Design and construction
- Architects: Robert Stacy-Judd John Aleck Murrey

Los Angeles Historic-Cultural Monument
- Designated: January 27, 2015
- Reference no.: 1078

= North Hollywood Masonic Temple =

Historic building in North Hollywood, California

North Hollywood Masonic Temple, also known as North Hollywood Masonic Lodge, is a historic former masonic temple located at 5122 Tujunga Avenue in the NoHo Arts District in North Hollywood, California. It was declared Los Angeles Cultural-Historic Monument #1078 in 2015.

==History==
North Hollywood Masonic Temple was designed by Robert Stacy-Judd in association with John Aleck Murrey. Built in either 1949 or 1951 and featuring an Exotic Revival design with elements of Mayan Revival and Art Moderne, the building helped solidify Stacy-Judd's reputation as southern California’s most enthusiastic Mesoamerican-inspired architect.

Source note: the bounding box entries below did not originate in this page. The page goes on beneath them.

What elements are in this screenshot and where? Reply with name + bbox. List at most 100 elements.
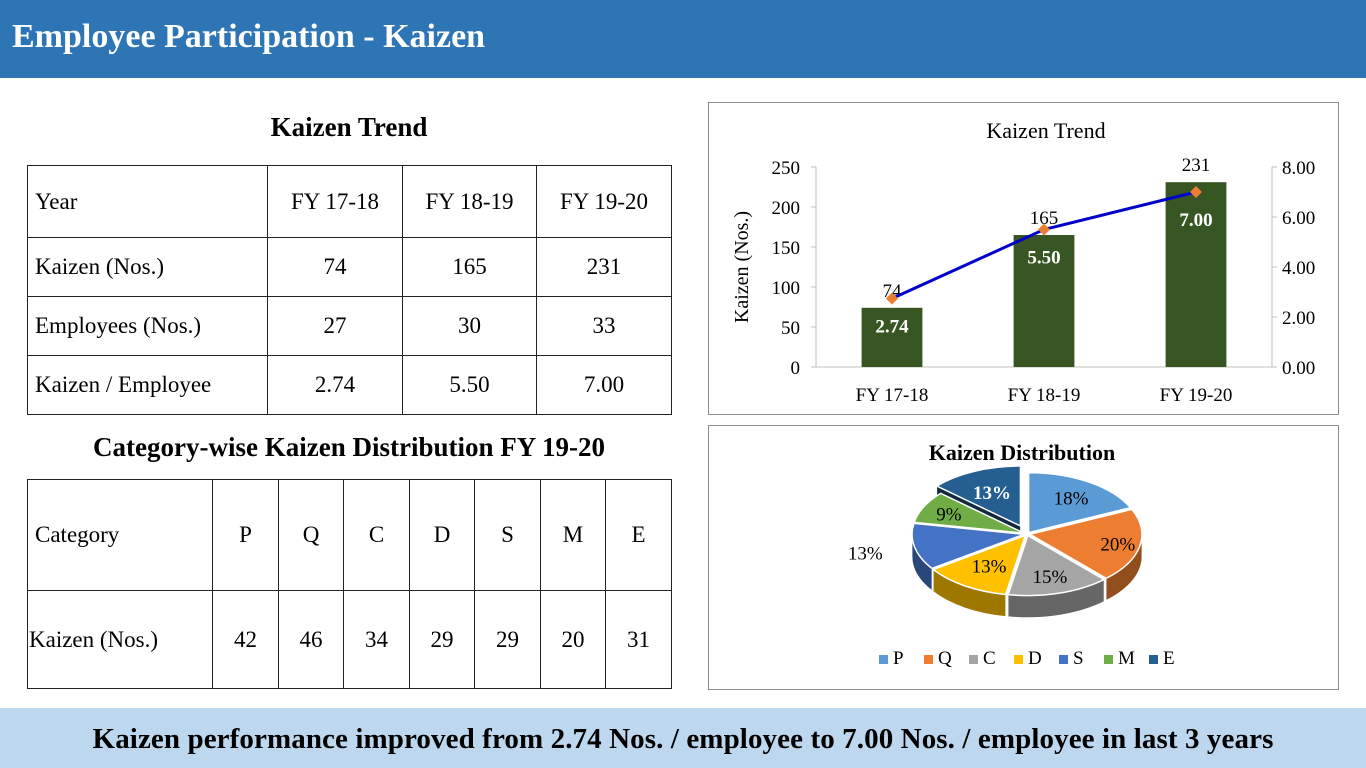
legend-label: E [1163,648,1175,669]
footer-summary: Kaizen performance improved from 2.74 No… [92,723,1274,755]
table-cell: 5.50 [402,355,537,415]
chart-title: Kaizen Distribution [929,440,1115,465]
category-header-cell: C [343,479,410,591]
pie-slice-label: 13% [973,483,1011,504]
y2-tick-label: 8.00 [1282,158,1315,179]
table-row: Kaizen (Nos.) 42 46 34 29 29 20 31 [27,590,672,689]
table-cell: 34 [343,590,410,689]
pie-slice-label: 18% [1054,488,1089,509]
pie-slice [931,534,1027,596]
pie-slice [911,522,1025,570]
trend-table: Year FY 17-18 FY 18-19 FY 19-20 Kaizen (… [27,165,672,415]
y2-tick-label: 6.00 [1282,208,1315,229]
legend-swatch [1104,655,1113,664]
category-table-title: Category-wise Kaizen Distribution FY 19-… [93,432,605,462]
legend-swatch [969,655,978,664]
table-cell: 2.74 [267,355,403,415]
trend-chart-panel: Kaizen Trend 0 50 100 150 200 250 0.00 2.00 4.00 6… [708,102,1339,415]
legend-swatch [924,655,933,664]
table-cell: 33 [536,296,672,356]
legend-swatch [1149,655,1158,664]
header-bar: Employee Participation - Kaizen [0,0,1366,78]
table-cell: 231 [536,237,672,297]
legend-swatch [1059,655,1068,664]
pie-slice [1027,508,1143,580]
bar [1165,182,1227,367]
row-label: Kaizen (Nos.) [27,237,268,297]
pie-slice-label: 13% [848,544,883,565]
bar-value-label: 165 [1030,208,1059,229]
row-label: Employees (Nos.) [27,296,268,356]
pie-chart-panel: Kaizen Distribution 18% 20% 15% 13% 13% 9% 13% P… [708,425,1339,690]
category-header-label: Category [27,479,213,591]
y-axis-label: Kaizen (Nos.) [731,211,753,323]
line-marker [1190,186,1202,198]
y2-tick-label: 0.00 [1282,358,1315,379]
pie-slice [1007,534,1106,597]
trend-header-cell: FY 18-19 [402,165,537,238]
y-tick-label: 0 [791,358,801,379]
table-cell: 27 [267,296,403,356]
table-row: Kaizen (Nos.) 74 165 231 [27,237,672,297]
row-label: Kaizen / Employee [27,355,268,415]
bar [861,307,923,367]
x-tick-label: FY 19-20 [1160,385,1233,406]
trend-chart: Kaizen Trend 0 50 100 150 200 250 0.00 2.00 4.00 6… [731,118,1315,406]
legend-label: P [893,648,904,669]
pie-chart: Kaizen Distribution 18% 20% 15% 13% 13% 9% 13% P… [848,440,1175,669]
pie-slice-label: 9% [936,504,962,525]
pie-slice [935,465,1022,528]
y-tick-label: 50 [781,318,800,339]
table-cell: 20 [540,590,606,689]
category-header-cell: D [409,479,475,591]
category-header-cell: E [605,479,672,591]
legend-label: C [983,648,996,669]
trend-header-label: Year [27,165,268,238]
table-cell: 74 [267,237,403,297]
footer-bar: Kaizen performance improved from 2.74 No… [0,708,1366,768]
category-header-cell: S [474,479,541,591]
trend-header-cell: FY 17-18 [267,165,403,238]
table-cell: 165 [402,237,537,297]
row-label: Kaizen (Nos.) [27,590,213,689]
y2-tick-label: 2.00 [1282,308,1315,329]
line-value-label: 5.50 [1027,248,1060,269]
y-tick-label: 200 [772,198,801,219]
pie-slice [1027,471,1132,534]
y-tick-label: 250 [772,158,801,179]
y-tick-label: 150 [772,238,801,259]
pie-slice [913,492,1025,535]
table-cell: 42 [212,590,279,689]
legend-swatch [879,655,888,664]
legend-label: D [1028,648,1042,669]
y-tick-label: 100 [772,278,801,299]
bar-value-label: 231 [1182,155,1211,176]
table-cell: 31 [605,590,672,689]
pie-slice-label: 13% [972,557,1007,578]
category-header-cell: Q [278,479,344,591]
trend-table-title: Kaizen Trend [270,112,428,142]
table-row: Kaizen / Employee 2.74 5.50 7.00 [27,355,672,415]
table-cell: 30 [402,296,537,356]
line-value-label: 7.00 [1179,210,1212,231]
table-row: Employees (Nos.) 27 30 33 [27,296,672,356]
category-header-cell: M [540,479,606,591]
table-cell: 7.00 [536,355,672,415]
page-title: Employee Participation - Kaizen [12,18,486,55]
legend-label: M [1118,648,1135,669]
pie-slice-label: 20% [1100,535,1135,556]
trend-header-cell: FY 19-20 [536,165,672,238]
line-value-label: 2.74 [875,317,909,338]
category-header-cell: P [212,479,279,591]
pie-slice-label: 15% [1033,567,1068,588]
category-table: Category P Q C D S M E Kaizen (Nos.) 42 … [27,479,672,689]
x-tick-label: FY 18-19 [1008,385,1081,406]
legend-label: S [1073,648,1084,669]
table-cell: 29 [409,590,475,689]
line-marker [1038,223,1050,236]
chart-title: Kaizen Trend [986,118,1105,143]
trend-header-row: Year FY 17-18 FY 18-19 FY 19-20 [27,165,672,238]
table-cell: 46 [278,590,344,689]
category-header-row: Category P Q C D S M E [27,479,672,591]
line-marker [886,292,898,305]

Many Hollywood actors, executives, and studio employees held membership at this temple, including Clark Gable, John Wayne, the Warner brothers (Harry, Albert, Sam, and Jack), Stan Laurel, Oliver Hardy, and more. World War II Medal of Honor recipient turned actor Audie Murphy was also a member, and a room upstairs was dedicated to him.

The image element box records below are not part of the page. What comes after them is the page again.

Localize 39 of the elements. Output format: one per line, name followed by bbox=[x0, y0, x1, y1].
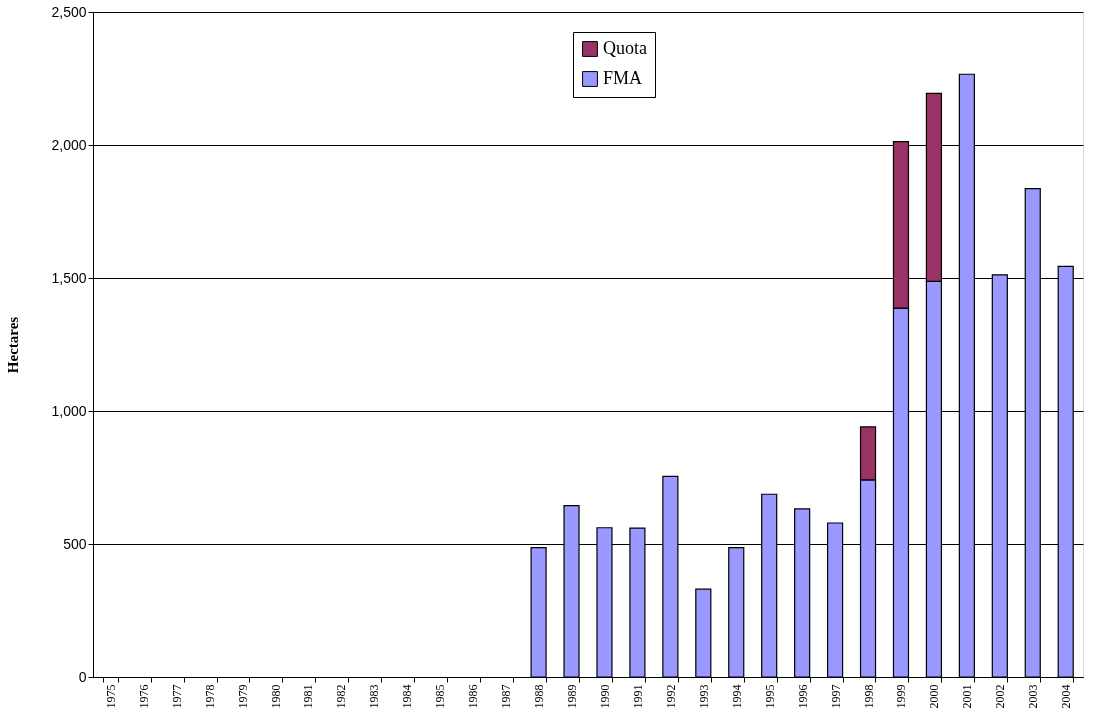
x-tick-label: 2000 bbox=[927, 684, 942, 709]
x-tick-label: 1979 bbox=[235, 684, 250, 709]
y-tick-label: 1,000 bbox=[51, 402, 87, 419]
x-tick-label: 1985 bbox=[433, 684, 448, 709]
x-tick-label: 1988 bbox=[532, 684, 547, 709]
x-tick-label: 1993 bbox=[696, 684, 711, 709]
x-tick-label: 1997 bbox=[828, 684, 843, 709]
legend-label: FMA bbox=[603, 68, 643, 88]
x-tick-label: 1977 bbox=[169, 684, 184, 709]
x-tick-label: 1980 bbox=[268, 684, 283, 709]
x-tick-label: 2001 bbox=[960, 684, 975, 709]
x-tick-label: 1991 bbox=[630, 684, 645, 709]
y-tick-label: 0 bbox=[78, 668, 87, 685]
x-tick-label: 1983 bbox=[367, 684, 382, 709]
x-tick-label: 2002 bbox=[993, 684, 1008, 709]
legend-label: Quota bbox=[603, 38, 647, 58]
x-tick-label: 1987 bbox=[499, 684, 514, 709]
x-tick-label: 1995 bbox=[762, 684, 777, 709]
y-tick-label: 2,500 bbox=[51, 3, 87, 20]
x-tick-label: 2004 bbox=[1059, 684, 1074, 709]
x-tick-label: 1992 bbox=[663, 684, 678, 709]
x-tick-label: 1989 bbox=[565, 684, 580, 709]
x-tick-label: 1999 bbox=[894, 684, 909, 709]
x-tick-label: 1976 bbox=[136, 684, 151, 709]
y-axis-title: Hectares bbox=[5, 316, 22, 374]
x-tick-label: 2003 bbox=[1026, 684, 1041, 709]
x-tick-label: 1984 bbox=[400, 684, 415, 709]
y-tick-label: 1,500 bbox=[51, 269, 87, 286]
x-tick-label: 1998 bbox=[861, 684, 876, 709]
x-tick-label: 1981 bbox=[301, 684, 316, 709]
x-tick-label: 1978 bbox=[202, 684, 217, 709]
x-tick-label: 1996 bbox=[795, 684, 810, 709]
x-tick-label: 1986 bbox=[466, 684, 481, 709]
x-tick-label: 1982 bbox=[334, 684, 349, 709]
x-tick-label: 1975 bbox=[103, 684, 118, 709]
y-tick-label: 500 bbox=[63, 535, 87, 552]
y-tick-label: 2,000 bbox=[51, 136, 87, 153]
x-tick-label: 1990 bbox=[597, 684, 612, 709]
x-tick-label: 1994 bbox=[729, 684, 744, 709]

In 2014, the freemasons moved out of the building and it was turned into an event space. In 2022, the masons officially marked the move as permanent.

In 2015, the City of Los Angeles designated the building Los Angeles Cultural-Historic Monument #1078. Only the exterior was included in this designation, as the interior has been irreversibly altered and no longer contributes to the historical significance of the building.

==Architecture and design==
North Hollywood Masonic Temple features a Mesoamerican-inspired motif combined with Art Moderne to create a “thoroughly modern presence” and “a grandly scaled example of a Masonic lodge.” The building features a simple rectilinear plan with an elaborate front façade that consists of smooth white stucco walls punctuated by blue horizontal accents, a style that wraps around to the sides of the building. The main entrance features tall vertical elements and geometric motifs, all topped by a streamlined blue pyramid that evokes the temples of Palenque in Chiapas, Mexico. Integrity of the building exterior is considered excellent, while the interior has undergone irreversible alterations and is no longer considered historically significant.

Additional character-defining features of the building include: a centered and elevated entrance accessed by a flight of stairs, a faux-corbeled arch over the entrance, two colored friezes above the arch, geometric balustrade at the entrance stairs, fluted columns, repeating Mayan hieroglyph imprints, and a parapet wall running the circumference of the structure.